I was reading the USAirways in-flight magazine while flying from Philadelphia to Boston the other day. The issue’s Must Read is anexcerpt from Chapter 1 of the book Your Call Is (Not That) Important to Us by Emily Yellin. I thought it was interesting as it is filled with horror stories of how Customer Service treated (or more accurately, mistreated) customers.
Bad customer service is prevalent in almost all industries, institutions and governments, and every individual has their personal stories. I’ve had several encounters in the past few months that were so aggravating and infuriating that I would never do business with them again.
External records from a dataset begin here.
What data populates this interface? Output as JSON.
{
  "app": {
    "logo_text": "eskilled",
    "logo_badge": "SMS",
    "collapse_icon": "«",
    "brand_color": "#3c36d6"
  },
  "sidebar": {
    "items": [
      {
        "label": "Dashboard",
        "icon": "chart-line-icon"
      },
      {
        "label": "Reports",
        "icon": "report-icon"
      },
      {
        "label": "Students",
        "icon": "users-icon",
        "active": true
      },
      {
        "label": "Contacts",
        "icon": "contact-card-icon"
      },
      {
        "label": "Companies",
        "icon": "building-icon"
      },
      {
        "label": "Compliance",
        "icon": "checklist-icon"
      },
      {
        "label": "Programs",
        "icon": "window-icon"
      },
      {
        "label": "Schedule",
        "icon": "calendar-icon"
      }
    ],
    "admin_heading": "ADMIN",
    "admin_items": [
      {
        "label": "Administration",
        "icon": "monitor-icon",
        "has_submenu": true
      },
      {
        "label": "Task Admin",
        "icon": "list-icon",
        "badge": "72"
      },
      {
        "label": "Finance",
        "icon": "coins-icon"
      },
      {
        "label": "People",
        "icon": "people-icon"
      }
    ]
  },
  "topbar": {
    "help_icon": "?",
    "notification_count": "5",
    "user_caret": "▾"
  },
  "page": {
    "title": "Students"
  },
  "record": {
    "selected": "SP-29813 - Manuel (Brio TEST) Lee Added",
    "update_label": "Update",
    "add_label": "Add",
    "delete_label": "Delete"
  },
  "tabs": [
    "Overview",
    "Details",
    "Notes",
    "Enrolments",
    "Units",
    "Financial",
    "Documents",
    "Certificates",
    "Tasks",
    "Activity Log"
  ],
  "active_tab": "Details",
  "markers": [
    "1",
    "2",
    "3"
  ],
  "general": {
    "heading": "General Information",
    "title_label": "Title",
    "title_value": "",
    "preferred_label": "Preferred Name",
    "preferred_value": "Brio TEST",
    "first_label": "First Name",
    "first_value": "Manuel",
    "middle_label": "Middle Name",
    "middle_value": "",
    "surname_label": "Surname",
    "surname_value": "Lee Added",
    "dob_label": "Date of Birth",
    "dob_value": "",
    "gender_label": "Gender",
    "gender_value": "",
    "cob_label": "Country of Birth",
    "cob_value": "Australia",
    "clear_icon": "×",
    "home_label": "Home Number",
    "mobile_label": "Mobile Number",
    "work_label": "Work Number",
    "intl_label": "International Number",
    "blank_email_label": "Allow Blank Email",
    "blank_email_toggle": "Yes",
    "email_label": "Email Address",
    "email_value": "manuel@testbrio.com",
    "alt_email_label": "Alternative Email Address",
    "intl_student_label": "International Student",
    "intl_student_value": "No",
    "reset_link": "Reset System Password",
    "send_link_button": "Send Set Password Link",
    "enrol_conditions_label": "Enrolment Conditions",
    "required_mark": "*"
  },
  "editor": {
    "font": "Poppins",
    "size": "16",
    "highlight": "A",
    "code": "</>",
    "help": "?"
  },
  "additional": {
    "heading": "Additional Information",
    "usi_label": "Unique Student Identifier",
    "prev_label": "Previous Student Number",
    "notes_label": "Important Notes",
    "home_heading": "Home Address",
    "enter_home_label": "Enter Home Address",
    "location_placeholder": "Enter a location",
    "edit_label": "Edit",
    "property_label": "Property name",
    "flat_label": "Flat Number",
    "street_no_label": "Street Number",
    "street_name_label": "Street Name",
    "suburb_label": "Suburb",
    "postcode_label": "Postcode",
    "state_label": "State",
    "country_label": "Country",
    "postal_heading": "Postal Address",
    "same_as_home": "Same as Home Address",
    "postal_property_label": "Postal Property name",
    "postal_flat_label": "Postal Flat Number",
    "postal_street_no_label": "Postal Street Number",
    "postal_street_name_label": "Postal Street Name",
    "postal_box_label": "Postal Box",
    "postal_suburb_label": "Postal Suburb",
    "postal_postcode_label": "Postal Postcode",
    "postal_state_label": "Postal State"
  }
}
But my purpose here is not to whine or complain, but to ask why. Why do businesses choose to treat customers badly and refuse to listen? Yet, everyday they wonder why their products don’t sell and customers don’t come back.
As a Lean Six Sigma professional, I connect everything we do to the Voice of the Customer: Definition of defects, CTQs, 7 types of waste, etc. No tool or concept can help us improve our business better than understanding customer needs. It seems painfully obvious that every customer interaction is an opportunity to learn about the market and improve the business. Market leaders use such deep understanding of customer needs as a strategic weapon to develop superior products, customer intimacy, and operational excellence.
There are some commonly mentioned causes for poor customer service, such as focus on cost, wrong measure of performance, functional silos, or simply not caring (because of monopoly). Is such a problem an opportunity to introduce Lean Six Sigma to the organization or an indicator that Lean Six Sigma deployment would likely fail? Is Lean Six Sigma a solution in these organizations? Or is Lean Six Sigma even compatible to the culture and management of such organizations? I’d like to hear about your experience.